Imprimir Republish

Letter from the editor | 128

Innovations of today, great inventions of yesterday

The tip came from Fernando Reinach, biologist and executive at the company Votorantim Novos Negócios, during an informal conversation: why don’t you people write an article about the industrial center at Sertãozinho? The reason was the impressive capacity installed there to produce innovative technology in a field in which Brazil occupies, without the least shadow of a doubt, the position of world leader, or that is to say, the generation of energy based on the sugarcane, situated within the powerful sugar/alcohol agroindustry.

We decided to do it. And the result is the delightful cover story of this month’s edition, in which Dinorah Ereno, our assistant technology editor, offers us abundant material over which we can reflect with respect to the possibilities of economic growth that the investment dedicated towards innovation – particularly in the field in which we have considerable comparative advantages – opens up to the country. According to her  report, Sertãozinho, a small town in the north east corner of the State of São Paulo, some 320 km from the capital, with less than 100,00 inhabitants, is translating in a consistent and concentrated manner within its landscape, the transformations that have occurred in the sugar/alcohol industry over the last few decades, a time in which the old brick chimneys of the sugar and alcohol distilleries have given way to the place of modern companies, sharpened with the most advanced technologies to guarantee greater productivity in the field and uncountable gains in the industrial process. It’s well worth checking out.

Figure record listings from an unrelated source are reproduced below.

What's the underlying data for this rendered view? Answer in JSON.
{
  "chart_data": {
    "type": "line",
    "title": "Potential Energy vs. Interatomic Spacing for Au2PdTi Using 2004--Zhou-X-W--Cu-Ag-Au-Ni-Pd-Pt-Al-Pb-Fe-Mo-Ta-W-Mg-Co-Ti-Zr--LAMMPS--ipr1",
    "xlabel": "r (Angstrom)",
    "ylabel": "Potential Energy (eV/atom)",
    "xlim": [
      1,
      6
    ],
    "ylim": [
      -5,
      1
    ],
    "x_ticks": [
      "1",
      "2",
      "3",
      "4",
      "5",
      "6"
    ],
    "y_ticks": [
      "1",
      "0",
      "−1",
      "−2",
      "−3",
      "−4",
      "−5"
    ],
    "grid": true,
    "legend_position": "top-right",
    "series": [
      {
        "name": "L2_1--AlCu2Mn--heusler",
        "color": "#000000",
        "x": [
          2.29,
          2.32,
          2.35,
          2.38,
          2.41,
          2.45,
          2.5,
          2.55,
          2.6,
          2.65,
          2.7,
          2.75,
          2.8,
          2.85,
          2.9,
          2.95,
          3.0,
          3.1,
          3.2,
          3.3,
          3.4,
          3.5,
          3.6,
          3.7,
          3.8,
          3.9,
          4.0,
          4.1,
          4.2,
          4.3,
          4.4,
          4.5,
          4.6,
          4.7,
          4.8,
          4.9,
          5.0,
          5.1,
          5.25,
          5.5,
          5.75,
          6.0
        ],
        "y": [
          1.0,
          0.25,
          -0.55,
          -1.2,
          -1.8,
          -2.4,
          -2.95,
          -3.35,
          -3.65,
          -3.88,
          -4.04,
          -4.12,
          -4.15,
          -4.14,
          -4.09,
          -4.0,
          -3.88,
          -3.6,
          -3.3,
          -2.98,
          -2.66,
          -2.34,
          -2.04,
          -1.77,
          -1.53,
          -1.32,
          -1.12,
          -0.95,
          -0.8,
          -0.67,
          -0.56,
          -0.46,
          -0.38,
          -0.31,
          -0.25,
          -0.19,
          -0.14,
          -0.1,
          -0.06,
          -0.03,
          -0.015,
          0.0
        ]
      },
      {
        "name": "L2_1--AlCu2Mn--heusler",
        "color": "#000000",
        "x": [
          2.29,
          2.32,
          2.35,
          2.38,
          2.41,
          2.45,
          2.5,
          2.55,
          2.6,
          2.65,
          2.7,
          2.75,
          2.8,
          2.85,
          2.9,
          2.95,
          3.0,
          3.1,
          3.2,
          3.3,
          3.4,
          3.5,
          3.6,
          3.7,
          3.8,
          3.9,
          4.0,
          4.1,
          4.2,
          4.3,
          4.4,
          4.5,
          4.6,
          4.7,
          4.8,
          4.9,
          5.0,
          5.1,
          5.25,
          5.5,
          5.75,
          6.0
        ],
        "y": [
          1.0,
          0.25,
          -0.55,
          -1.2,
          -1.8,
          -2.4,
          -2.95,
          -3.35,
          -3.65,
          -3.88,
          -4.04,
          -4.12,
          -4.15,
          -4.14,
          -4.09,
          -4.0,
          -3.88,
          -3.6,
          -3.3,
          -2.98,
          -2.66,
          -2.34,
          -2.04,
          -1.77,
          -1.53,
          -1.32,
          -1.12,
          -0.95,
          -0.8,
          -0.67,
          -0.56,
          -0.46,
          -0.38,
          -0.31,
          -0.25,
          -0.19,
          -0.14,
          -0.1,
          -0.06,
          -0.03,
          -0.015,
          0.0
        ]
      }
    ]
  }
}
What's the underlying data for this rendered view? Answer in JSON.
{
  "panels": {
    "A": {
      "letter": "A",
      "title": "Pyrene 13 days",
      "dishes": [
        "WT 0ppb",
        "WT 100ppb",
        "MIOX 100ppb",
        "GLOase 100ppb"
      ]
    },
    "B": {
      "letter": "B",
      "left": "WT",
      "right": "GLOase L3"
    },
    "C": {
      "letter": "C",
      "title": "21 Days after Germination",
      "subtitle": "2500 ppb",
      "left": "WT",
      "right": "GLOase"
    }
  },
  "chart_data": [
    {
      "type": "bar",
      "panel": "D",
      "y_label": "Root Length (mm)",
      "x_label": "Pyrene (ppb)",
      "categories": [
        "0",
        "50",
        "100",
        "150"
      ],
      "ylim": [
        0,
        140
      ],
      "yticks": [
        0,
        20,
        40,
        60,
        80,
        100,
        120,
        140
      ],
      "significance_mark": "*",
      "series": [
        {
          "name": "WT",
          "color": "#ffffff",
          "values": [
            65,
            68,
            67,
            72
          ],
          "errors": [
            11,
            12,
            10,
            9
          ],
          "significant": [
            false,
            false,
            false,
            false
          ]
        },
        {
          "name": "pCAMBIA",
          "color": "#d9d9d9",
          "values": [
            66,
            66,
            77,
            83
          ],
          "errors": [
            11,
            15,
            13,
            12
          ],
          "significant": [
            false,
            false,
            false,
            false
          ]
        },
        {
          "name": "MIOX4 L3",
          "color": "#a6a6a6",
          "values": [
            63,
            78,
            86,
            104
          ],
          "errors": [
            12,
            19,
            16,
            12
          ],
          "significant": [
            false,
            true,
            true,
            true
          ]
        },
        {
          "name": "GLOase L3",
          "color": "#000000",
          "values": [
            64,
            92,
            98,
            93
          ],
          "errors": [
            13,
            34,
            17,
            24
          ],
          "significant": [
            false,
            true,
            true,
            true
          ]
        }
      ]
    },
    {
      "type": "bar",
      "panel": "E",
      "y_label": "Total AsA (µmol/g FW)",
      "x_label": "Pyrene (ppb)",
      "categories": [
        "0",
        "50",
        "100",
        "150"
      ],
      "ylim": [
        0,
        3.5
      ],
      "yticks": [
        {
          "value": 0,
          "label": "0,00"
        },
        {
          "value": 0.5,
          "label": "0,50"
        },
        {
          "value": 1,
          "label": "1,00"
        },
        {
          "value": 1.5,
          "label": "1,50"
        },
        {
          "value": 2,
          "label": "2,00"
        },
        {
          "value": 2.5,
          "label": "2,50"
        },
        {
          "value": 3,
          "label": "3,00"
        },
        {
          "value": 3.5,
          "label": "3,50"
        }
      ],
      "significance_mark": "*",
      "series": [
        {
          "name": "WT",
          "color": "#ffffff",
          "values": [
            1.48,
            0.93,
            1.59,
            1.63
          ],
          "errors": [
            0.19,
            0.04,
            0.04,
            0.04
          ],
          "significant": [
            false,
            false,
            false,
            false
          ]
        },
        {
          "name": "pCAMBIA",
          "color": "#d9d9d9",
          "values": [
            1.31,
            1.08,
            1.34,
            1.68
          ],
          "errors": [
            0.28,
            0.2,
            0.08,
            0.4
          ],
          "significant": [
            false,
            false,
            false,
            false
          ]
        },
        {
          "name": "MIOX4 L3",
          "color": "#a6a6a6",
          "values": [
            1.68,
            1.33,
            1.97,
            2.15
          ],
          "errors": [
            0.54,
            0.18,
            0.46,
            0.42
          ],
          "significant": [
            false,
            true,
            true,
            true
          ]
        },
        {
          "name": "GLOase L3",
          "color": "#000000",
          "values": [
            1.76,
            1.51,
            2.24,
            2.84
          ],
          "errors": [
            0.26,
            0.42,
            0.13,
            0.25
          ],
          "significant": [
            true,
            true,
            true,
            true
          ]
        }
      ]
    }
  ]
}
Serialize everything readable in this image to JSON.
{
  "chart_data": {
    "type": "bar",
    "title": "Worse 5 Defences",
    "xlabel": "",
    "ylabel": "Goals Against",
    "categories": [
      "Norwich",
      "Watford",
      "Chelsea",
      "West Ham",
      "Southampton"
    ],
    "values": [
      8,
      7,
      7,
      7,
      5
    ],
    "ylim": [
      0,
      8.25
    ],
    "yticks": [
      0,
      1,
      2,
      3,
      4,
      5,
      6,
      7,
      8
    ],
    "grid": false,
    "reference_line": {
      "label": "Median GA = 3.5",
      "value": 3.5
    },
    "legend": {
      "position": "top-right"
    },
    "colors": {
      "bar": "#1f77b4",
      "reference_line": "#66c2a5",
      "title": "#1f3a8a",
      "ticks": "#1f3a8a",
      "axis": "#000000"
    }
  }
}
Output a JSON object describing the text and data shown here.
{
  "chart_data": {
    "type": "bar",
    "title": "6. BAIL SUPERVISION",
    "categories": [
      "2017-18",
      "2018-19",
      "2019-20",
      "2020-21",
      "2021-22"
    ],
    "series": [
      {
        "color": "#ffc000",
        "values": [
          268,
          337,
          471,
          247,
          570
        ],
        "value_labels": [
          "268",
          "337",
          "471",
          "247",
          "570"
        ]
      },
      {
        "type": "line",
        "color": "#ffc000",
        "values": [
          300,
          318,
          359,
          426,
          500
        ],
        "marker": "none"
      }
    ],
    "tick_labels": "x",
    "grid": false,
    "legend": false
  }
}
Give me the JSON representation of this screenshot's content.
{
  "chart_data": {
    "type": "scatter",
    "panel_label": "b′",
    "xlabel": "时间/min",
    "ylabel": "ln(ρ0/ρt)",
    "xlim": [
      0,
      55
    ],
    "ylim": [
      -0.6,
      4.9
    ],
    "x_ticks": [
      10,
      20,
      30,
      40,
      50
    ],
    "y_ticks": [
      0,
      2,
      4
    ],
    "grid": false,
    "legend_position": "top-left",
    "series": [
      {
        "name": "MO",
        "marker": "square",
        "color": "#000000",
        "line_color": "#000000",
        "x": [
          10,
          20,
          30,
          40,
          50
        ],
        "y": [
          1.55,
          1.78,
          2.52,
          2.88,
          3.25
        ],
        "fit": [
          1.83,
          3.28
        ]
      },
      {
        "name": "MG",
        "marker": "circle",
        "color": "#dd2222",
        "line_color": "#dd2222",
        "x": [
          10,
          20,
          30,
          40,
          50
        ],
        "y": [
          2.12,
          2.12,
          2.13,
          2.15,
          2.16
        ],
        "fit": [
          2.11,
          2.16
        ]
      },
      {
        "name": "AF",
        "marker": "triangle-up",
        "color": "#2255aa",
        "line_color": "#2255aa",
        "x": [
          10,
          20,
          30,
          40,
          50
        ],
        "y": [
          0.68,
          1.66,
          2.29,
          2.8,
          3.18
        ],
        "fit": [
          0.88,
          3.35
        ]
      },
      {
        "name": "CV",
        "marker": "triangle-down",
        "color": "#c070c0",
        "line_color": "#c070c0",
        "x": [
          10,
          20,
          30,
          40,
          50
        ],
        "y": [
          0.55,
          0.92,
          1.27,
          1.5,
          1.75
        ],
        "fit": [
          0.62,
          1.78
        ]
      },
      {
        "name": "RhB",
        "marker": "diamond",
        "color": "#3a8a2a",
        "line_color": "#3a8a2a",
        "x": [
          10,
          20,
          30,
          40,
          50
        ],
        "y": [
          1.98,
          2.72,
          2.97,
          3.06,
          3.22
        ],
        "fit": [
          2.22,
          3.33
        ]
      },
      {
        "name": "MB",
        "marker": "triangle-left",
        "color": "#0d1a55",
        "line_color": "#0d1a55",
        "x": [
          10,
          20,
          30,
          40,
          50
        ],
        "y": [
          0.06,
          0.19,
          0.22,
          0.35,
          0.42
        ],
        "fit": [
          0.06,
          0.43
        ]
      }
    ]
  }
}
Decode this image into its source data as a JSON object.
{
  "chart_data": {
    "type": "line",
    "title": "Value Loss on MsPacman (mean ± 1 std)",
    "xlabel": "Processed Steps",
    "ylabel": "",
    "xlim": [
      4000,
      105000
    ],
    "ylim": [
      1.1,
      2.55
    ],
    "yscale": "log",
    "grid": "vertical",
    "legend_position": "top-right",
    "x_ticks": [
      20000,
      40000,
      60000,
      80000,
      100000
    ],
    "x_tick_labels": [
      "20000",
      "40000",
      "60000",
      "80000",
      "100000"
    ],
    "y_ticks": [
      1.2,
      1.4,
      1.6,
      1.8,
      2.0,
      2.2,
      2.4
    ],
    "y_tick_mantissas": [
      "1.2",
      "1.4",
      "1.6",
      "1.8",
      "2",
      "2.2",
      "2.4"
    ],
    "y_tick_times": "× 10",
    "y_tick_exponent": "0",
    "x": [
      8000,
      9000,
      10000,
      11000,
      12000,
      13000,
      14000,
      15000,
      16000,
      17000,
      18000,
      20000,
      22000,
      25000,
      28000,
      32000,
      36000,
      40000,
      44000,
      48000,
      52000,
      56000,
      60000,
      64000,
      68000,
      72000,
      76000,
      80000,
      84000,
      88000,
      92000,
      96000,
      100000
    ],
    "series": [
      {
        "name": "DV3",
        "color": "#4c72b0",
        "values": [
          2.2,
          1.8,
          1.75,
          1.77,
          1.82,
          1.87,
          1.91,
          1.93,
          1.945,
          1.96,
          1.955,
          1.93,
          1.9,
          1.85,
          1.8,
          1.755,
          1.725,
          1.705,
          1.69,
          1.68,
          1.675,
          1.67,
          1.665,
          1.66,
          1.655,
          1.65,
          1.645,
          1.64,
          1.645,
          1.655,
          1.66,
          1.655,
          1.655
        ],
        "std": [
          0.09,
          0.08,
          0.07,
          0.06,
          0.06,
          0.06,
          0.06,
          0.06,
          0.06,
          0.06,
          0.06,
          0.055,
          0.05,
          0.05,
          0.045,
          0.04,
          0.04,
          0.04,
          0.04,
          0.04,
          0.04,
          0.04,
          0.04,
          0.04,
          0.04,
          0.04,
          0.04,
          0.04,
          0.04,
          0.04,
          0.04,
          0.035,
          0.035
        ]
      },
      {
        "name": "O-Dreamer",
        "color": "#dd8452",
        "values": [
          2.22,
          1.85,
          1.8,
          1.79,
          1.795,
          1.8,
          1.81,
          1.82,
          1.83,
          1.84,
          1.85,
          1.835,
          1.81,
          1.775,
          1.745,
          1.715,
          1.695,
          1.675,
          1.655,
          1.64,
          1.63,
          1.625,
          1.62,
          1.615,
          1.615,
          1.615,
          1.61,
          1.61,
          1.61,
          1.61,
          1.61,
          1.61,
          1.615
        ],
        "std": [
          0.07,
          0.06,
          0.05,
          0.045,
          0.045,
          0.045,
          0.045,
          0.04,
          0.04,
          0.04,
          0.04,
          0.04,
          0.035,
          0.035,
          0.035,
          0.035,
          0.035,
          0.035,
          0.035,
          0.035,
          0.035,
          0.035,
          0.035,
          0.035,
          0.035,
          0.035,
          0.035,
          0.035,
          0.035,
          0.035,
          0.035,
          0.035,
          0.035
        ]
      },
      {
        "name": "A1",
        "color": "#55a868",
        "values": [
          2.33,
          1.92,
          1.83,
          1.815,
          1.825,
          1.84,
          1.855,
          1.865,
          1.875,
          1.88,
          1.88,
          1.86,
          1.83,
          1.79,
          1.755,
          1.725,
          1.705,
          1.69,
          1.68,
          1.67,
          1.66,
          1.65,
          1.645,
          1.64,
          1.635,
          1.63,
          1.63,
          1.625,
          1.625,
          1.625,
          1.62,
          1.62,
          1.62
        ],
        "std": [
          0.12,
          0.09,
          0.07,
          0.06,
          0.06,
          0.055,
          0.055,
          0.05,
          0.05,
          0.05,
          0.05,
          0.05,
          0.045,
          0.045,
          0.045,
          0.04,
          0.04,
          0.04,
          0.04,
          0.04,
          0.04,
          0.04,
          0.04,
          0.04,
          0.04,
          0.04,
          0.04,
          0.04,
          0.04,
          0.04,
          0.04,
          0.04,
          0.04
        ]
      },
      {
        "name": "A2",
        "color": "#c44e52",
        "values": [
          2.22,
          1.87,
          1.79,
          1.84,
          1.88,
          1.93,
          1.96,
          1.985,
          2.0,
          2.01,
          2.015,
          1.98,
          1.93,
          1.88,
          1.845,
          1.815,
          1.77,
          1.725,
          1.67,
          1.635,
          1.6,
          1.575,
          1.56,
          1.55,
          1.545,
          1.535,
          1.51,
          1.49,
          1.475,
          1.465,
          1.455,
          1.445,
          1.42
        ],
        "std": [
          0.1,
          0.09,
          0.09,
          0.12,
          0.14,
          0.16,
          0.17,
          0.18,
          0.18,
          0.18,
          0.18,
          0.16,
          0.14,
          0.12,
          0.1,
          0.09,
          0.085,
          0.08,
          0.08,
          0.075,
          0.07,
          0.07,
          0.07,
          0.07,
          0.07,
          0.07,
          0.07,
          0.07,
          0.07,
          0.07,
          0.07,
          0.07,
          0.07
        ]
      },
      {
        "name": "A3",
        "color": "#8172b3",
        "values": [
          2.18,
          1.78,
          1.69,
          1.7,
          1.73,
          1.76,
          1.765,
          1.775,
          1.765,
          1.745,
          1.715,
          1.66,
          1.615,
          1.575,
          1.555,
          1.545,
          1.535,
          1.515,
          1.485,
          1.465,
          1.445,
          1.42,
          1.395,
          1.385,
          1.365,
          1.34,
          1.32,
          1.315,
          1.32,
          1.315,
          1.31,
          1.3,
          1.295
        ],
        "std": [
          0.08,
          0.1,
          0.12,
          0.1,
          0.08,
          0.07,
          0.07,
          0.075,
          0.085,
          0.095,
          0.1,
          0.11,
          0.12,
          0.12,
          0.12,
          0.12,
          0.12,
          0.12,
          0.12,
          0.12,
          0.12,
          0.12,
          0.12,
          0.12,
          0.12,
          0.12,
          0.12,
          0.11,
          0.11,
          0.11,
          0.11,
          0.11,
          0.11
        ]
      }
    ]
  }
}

In the environment of technology, indeed, the centenary flight of 14-Bis offers us the perfect pretext to talk about, in this edition, one of the most important, if not the most important Brazilian inventor. We are of course clearly referring to Alberto Santos-Dumont, who, according to the consensus of opinion among researchers in the area, gave the greatest individual contribution for the development of aeronautics in its primordial days. Thus, it is at the minimum just to dedicate to his trajectory some little known stories and even some new ideas about the genial inventor, the 12 pages of a special supplement that this editions reserves to him, a result of some excellent investigative work by our chief editor, Neldson Marcolin.

I remain still a little in the dominions of technology because it would be unjust not to highlight here a report that cannot be missed from our technology editor, Marcos de Oliveira, about research that has widened knowledge with respect to Brazilian cachaça and is contributing, in a decisive manner, to an increase in its quality.

Finally in science, I can come in with a very important alert: women’s hearts are being badly dealt with, when they really should be, in truth, overseen with the maximum attention. The heart here is in the real sense, organic, even though many women are inclined to think that the phrase will fit like a glove in the metaphorical sense of the word. More important in this space is to inform that studies in Europe and the United States, as well as some surveys carried out in Brazil, indicate, according to the report by our special editor Ricardo Zorzetto, that we need to call the attention of doctors to women’s cardiovascular health, given the fact that for years it has been the cause of death of women almost with the same frequency as that among men and yet they continue to receive, in this in particular, less attention than men.

And a super piece of news has sprung up from researchers involved in deterring a pest that over the last few years has badly attacked the cacao plantations in the south of the state of Bahia, to the point of decimating a significant part of these plantations and inflicting heavy economic losses to the region – the witches’ broom. And which, in accordance with the report from Carlos Fioravanti, our science editor, who went to Ilhéus and its surroundings to see close up what is happening, via simple and ingenious techniques, are managing to persuade the cacao trees not to give a home to the pest.

And to finish with the beautifully written pages of humanities: it is worth especially highlighting the examination that the philosophers and social scientists make of this moment of the explosive question of ethics in politics, in line with the article from our humanities editor, Carlos Haag, and another about the unsuspected profile of Leopoldina, the Empress of Brazil, traced out starting from the very own letters of this Machiavellian political articulator. And to finish, it’s worth returning to the start of the magazine, in order to read the polemic interview with the geneticist Francisco Salzano.